Pakistan: Zeenat Rafiq who was burnt for eloping is buried
- Published
A young Pakistani woman allegedly burnt to death by her mother for marrying without family consent has been buried.
Zeenat Rafiq was laid to rest by her husband's family before dawn in Lahore. Police said none of her relatives came forward to claim her body.
Her mother is in custody accused of luring her back from her in-laws.
It is the third such case in a month in Pakistan, where attacks on women who go against conservative rules on love and marriage are common.
Police say the body of Zeenat Rafiq, who was 18, showed signs of torture. She was doused with fuel and set alight.
It remains unclear whether she was still alive when she was set on fire. Results of a post mortem examination are awaited.
Ms Rafiq married Hassan Khan a week ago through the courts after eloping. They went to live with his family.
"When she told her parents about us, they beat her so severely she was bleeding from her mouth and nose," Mr Khan told BBC Urdu.
"Her family lured her back, promising reconciliation and a proper wedding reception. She was afraid, she said 'they are not going to spare me'. She didn't want to go but my family convinced her. How were we to know they would kill her like this?"
AFP news agency reported that the Rafiq home was locked up on Thursday and the family had left.
"Why have they gone when everybody is coming to share their grief?" one neighbour Muhammed Asghar said.
Last week a young school teacher, Maria Sadaqat, was set on fire in Murree near Islamabad for refusing a marriage proposal. She died of her injuries.
A month earlier village elders near Abbottabad ordered the murder of a teenage girl who was burnt to death because she helped a friend to elope, police said.
Protests over new law
Nearly 1,100 women were killed by relatives in Pakistan last year in so-called honour-killings, the independent Human Rights Commission of Pakistan (HRCP) says.

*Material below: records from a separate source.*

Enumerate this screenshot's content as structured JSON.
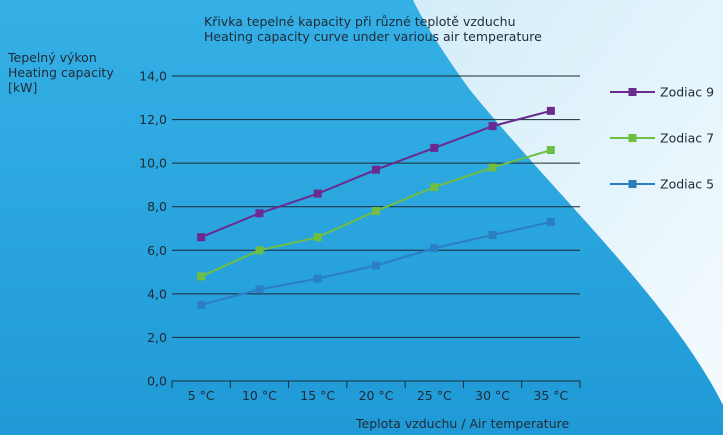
{
  "colors": {
    "bg_blue": "#2aa6dd",
    "bg_light": "#dff1fa",
    "series": [
      "#6a2a8f",
      "#6ebe44",
      "#2b7fc1"
    ]
  },
  "title_lines": [
    "Křivka tepelné kapacity při různé teplotě vzduchu",
    "Heating capacity curve under various air temperature"
  ],
  "ylabel_lines": [
    "Tepelný výkon",
    "Heating capacity",
    "[kW]"
  ],
  "xlabel": "Teplota vzduchu / Air temperature",
  "chart_data": {
    "type": "line",
    "title": "Křivka tepelné kapacity při různé teplotě vzduchu / Heating capacity curve under various air temperature",
    "xlabel": "Teplota vzduchu / Air temperature",
    "ylabel": "Tepelný výkon / Heating capacity [kW]",
    "categories": [
      "5 °C",
      "10 °C",
      "15 °C",
      "20 °C",
      "25 °C",
      "30 °C",
      "35 °C"
    ],
    "ylim": [
      0,
      14
    ],
    "yticks": [
      "0,0",
      "2,0",
      "4,0",
      "6,0",
      "8,0",
      "10,0",
      "12,0",
      "14,0"
    ],
    "grid": true,
    "legend": "right",
    "series": [
      {
        "name": "Zodiac 9",
        "values": [
          6.6,
          7.7,
          8.6,
          9.7,
          10.7,
          11.7,
          12.4
        ]
      },
      {
        "name": "Zodiac 7",
        "values": [
          4.8,
          6.0,
          6.6,
          7.8,
          8.9,
          9.8,
          10.6
        ]
      },
      {
        "name": "Zodiac 5",
        "values": [
          3.5,
          4.2,
          4.7,
          5.3,
          6.1,
          6.7,
          7.3
        ]
      }
    ]
  }
}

Many more cases go unreported.
Violence against women by those outside the family is also common.
Punjab province, where the two latest attacks happened, passed a landmark law in February criminalising all forms of violence against women.
However, more than 30 religious groups, including all the mainstream Islamic political parties, threatened to launch protests if the law was not repealed.
The Council of Islamic Ideology, which advises the government, then proposed making it legal for husbands to "lightly beat" their wives. It was criticised as a result.
Religious groups have equated women's rights campaigns with promotion of obscenity. They say the new Punjab law will increase the divorce rate and destroy the country's traditional family system.